Boehringer Ingelheim has secured an opportunity to beef up its schizophrenia portfolio courtesy of a €25 million ($27.3 million) upfront deal with Sosei Heptares.
The agreement gives Boehringer an exclusive option to license a portfolio of GPR52 agonists led by a candidate in phase 1 development. GPR52 is a G protein-coupled receptor target that is highly expressed in the brain, and Sosei has hopes that this approach can “improve patient outcomes by simultaneously addressing positive, negative and cognitive symptoms of schizophrenia,” the biotech explained in the March 11 release.
Boehringer has bought into the idea, handing over €25 million for the option to license the portfolio once the lead candidate, dubbed HTL0048149, has completed an ongoing phase 1 trial, a subsequent phase 1b study and the phase 2 enabling activities that would come after. These hurdles are expected to be achieved at some point next year.

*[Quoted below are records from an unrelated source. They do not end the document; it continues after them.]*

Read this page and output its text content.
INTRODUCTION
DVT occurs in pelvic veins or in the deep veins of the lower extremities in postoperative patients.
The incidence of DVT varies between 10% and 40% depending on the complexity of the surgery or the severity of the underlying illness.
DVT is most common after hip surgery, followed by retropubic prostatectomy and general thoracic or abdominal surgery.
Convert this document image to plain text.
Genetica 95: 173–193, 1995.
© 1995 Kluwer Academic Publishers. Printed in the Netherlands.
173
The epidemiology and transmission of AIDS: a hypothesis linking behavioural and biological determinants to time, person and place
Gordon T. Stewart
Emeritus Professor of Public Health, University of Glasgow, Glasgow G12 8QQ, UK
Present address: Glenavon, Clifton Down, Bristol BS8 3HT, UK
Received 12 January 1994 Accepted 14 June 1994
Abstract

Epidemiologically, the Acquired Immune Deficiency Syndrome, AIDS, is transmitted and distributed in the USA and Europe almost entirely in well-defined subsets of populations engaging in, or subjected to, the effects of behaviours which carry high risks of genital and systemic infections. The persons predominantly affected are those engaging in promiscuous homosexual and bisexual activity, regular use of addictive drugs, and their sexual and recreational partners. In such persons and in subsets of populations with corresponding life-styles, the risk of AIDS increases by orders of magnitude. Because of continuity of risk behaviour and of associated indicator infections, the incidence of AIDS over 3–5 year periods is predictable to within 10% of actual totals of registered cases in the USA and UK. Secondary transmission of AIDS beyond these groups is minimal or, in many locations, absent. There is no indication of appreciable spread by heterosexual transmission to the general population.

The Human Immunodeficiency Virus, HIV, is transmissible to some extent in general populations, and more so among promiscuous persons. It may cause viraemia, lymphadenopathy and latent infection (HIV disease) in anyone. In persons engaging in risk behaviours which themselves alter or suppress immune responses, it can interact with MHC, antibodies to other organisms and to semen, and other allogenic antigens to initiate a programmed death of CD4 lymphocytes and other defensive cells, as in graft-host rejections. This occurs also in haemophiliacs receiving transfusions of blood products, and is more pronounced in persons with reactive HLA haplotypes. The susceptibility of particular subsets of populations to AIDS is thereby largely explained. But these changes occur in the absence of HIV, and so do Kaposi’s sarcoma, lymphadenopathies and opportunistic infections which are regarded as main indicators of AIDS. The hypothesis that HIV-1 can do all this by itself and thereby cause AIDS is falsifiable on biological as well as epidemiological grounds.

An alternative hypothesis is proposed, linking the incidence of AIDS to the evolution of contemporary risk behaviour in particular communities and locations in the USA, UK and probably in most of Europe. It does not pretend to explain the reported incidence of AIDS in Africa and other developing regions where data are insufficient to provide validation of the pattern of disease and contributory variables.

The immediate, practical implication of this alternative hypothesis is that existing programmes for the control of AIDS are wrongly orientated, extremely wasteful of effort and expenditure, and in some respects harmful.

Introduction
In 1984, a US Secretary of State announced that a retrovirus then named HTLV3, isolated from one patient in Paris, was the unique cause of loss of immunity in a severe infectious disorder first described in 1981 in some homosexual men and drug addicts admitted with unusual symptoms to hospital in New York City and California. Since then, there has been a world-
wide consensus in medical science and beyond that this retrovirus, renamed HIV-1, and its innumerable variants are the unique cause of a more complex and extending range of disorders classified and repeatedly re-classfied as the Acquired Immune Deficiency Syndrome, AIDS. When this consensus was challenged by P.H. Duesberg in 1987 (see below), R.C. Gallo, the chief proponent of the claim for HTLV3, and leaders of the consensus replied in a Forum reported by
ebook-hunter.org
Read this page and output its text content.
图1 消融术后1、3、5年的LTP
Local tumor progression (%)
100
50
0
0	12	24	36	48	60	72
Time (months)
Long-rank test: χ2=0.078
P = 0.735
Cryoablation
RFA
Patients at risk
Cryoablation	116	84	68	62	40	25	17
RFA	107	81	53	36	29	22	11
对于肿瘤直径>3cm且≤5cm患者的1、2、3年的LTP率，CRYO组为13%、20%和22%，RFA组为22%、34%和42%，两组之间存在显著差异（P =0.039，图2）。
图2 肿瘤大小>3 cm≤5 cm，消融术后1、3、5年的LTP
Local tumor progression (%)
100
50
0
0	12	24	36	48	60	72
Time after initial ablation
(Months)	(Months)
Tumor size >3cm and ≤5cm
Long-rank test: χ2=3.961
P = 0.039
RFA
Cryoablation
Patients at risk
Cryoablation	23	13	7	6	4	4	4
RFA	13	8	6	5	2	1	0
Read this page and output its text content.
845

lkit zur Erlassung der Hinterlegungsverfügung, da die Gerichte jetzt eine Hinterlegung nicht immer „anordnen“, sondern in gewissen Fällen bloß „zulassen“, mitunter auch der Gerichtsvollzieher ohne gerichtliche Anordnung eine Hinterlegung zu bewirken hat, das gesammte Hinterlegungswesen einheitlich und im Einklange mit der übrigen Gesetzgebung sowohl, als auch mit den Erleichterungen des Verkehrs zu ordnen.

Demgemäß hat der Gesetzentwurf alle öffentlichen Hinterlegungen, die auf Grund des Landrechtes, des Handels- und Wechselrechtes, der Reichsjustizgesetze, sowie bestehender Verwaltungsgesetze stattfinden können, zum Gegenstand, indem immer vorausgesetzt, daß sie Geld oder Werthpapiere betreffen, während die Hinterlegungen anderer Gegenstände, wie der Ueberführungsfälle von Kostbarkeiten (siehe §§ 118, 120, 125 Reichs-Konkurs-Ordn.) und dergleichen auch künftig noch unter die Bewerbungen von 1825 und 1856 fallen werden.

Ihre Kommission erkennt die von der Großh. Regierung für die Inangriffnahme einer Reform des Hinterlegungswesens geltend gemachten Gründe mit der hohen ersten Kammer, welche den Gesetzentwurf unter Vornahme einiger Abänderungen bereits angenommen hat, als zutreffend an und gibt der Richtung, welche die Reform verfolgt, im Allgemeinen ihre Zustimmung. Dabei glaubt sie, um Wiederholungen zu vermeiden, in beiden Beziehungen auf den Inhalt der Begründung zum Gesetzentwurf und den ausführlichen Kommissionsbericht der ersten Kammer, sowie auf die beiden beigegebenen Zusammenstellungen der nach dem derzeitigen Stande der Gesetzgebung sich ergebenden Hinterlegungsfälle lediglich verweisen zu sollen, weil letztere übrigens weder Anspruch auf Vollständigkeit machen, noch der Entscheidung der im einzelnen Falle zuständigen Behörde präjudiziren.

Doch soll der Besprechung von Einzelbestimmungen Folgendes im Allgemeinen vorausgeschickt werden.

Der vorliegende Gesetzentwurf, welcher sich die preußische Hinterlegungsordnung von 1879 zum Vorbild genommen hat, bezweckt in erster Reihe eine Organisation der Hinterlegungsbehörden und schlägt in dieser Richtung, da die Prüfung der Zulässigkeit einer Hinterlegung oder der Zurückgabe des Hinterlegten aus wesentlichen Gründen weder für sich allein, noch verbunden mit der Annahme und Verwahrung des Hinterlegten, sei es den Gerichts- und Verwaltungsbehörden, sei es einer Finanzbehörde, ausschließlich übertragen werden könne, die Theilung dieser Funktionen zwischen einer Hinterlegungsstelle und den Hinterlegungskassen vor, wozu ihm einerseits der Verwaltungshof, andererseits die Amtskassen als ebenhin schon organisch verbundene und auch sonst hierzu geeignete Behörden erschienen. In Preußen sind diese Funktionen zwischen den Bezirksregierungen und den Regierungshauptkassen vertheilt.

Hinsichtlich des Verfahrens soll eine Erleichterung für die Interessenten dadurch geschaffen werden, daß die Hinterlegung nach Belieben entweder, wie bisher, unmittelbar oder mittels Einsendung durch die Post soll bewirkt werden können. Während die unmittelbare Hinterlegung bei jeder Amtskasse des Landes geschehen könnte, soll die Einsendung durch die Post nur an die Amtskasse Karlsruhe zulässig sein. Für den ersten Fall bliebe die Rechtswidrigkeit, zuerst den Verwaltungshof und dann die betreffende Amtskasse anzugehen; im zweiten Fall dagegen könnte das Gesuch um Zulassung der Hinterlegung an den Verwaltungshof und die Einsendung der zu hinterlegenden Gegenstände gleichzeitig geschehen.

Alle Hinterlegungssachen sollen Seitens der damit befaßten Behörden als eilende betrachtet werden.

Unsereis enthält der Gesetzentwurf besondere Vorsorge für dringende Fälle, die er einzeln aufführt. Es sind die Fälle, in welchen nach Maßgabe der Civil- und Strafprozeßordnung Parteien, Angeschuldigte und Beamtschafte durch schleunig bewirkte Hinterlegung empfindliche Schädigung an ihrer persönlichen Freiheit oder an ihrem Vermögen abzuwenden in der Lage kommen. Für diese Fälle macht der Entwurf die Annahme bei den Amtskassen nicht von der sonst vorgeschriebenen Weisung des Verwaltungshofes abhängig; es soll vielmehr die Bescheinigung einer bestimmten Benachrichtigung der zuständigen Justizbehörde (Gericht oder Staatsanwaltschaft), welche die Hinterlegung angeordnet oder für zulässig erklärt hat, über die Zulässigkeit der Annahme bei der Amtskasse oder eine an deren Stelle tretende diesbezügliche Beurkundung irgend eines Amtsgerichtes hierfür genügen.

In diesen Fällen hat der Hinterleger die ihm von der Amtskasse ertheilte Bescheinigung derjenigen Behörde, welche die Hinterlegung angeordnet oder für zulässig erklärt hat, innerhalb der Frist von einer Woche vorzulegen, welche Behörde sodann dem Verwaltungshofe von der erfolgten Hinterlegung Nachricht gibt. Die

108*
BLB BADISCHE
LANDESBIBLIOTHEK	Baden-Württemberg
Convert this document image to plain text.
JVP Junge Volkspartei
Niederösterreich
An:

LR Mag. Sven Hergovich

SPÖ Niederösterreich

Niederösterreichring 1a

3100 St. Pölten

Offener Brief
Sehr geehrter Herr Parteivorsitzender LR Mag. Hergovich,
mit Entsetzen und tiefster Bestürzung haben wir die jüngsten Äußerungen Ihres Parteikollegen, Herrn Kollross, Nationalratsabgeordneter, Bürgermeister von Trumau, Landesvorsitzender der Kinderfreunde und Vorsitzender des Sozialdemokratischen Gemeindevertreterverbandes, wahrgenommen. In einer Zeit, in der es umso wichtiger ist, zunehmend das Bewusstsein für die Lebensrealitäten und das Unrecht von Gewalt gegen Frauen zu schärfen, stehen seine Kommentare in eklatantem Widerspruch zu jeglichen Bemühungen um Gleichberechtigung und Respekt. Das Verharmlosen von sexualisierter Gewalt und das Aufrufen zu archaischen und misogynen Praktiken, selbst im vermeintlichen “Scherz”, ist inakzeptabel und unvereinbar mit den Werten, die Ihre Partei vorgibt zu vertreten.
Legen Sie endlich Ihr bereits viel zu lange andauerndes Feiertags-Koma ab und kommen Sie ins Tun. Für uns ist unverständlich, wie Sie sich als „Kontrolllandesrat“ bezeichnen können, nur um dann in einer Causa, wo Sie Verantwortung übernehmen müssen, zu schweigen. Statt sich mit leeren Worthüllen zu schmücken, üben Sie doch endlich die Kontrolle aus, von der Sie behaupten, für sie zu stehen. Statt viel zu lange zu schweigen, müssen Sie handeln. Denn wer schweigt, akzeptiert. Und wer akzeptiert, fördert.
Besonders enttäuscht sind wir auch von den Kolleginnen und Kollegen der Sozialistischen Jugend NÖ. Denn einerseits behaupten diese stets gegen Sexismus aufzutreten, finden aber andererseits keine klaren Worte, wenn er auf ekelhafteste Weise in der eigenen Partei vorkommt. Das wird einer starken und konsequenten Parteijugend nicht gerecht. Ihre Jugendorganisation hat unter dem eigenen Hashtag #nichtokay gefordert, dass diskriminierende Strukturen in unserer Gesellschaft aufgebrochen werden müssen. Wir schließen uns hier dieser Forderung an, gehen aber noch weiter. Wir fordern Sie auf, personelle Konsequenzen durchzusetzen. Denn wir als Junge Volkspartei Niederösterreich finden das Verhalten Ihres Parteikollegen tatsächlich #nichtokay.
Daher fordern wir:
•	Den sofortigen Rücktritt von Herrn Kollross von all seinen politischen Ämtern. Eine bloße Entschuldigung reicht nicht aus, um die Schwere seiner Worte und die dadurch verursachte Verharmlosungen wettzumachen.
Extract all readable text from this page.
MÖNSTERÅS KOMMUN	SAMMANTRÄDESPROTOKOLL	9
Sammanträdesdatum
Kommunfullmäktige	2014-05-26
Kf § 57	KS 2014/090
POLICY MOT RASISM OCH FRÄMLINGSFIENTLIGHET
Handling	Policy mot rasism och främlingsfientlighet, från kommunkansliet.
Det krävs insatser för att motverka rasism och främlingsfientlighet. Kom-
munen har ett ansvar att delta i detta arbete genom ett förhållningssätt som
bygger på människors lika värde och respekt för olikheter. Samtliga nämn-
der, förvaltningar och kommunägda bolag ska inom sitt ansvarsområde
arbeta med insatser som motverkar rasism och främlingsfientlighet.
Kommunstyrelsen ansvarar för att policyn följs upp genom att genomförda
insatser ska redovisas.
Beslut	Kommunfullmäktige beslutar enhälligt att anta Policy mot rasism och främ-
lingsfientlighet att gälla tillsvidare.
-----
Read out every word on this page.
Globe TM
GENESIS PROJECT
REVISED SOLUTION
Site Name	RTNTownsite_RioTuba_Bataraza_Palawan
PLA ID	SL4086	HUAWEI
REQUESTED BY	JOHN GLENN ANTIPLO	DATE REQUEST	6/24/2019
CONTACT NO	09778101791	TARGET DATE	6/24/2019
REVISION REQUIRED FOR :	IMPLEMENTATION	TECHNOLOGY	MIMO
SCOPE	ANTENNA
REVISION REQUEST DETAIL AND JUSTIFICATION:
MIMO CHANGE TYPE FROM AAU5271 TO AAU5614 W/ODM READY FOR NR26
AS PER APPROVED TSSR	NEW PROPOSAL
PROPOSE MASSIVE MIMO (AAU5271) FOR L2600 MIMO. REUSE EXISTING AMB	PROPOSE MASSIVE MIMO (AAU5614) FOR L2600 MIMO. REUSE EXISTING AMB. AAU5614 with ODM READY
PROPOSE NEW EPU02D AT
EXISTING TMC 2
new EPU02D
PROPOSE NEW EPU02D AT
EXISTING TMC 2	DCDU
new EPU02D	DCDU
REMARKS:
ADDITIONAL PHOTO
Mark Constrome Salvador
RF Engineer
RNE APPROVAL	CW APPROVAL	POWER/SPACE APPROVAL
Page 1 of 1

Boehringer will pay an additional €60 million ($65.6 million) if the license is picked up, with up to €670 million ($732.7 million) to follow in development, regulatory and commercialization milestone payments, alongside royalties on future sales should any of the candidates make it to market.
Hugh Marston, Global Head, CNS Discovery Research at Boehringer Ingelheim, said the Sosei partnership is “highly complementary” to the German drugmaker’s development programs for precision medicines aimed at mental health disorders. These include a glycine transporter type-1 (GlyT1) inhibitor called iclepertin that’s in a pair of phase 3 trials for cognitive impairment associated with schizophrenia. Boehringer is also testing digital therapeutics in late-stage trials for the condition.
HTL0048149 entered the clinic last year in a U.K. trial of healthy volunteers aged 18-55 years. An initial readout is expected in 2025.
Both HTL0048149 and the portfolio of “differentiated back-up compounds” were designed using Sosei’s StaR drug design tech. The StaR platform has already caught the eye of Eli Lilly, which paid Sosei $37 million upfront in 2022 to use the tech in diabetes and metabolic diseases.
Sosei’s hope is that by selectively targeting GPR52, the once-daily, oral drug will “address the significant proportion of schizophrenia patients who do not respond to existing treatments or are unable to tolerate some of the side effects of antipsychotics.”
Individuals with schizophrenia can experience so-called ‘positive’ symptoms, such as psychosis, delusions and hallucinations, as well as ‘negative’ symptoms like social withdrawal and apathy, and also cognitive impairment, which affects attention and memory. Current antipsychotic drugs don’t effectively treat the negative or cognitive symptoms of schizophrenia, according to Sosei.
“This collaboration highlights the significant potential GPR52 has shown in preclinical research as a novel, first-in-class target for the treatment of schizophrenia and related neurological disorders,” Matt Barnes, Sosei’s president and head of U.K. R&D, said in the release.
Boehringer has been busy on the licensing front in recent months, with highlights including a $2 billion biobucks collaboration with China’s Suzhou Ribo Life Science’s for RNA therapies for metabolic-associated steatohepatitis (MASH) and another T-cell anticancer therapy partnership with 3T Biosciences.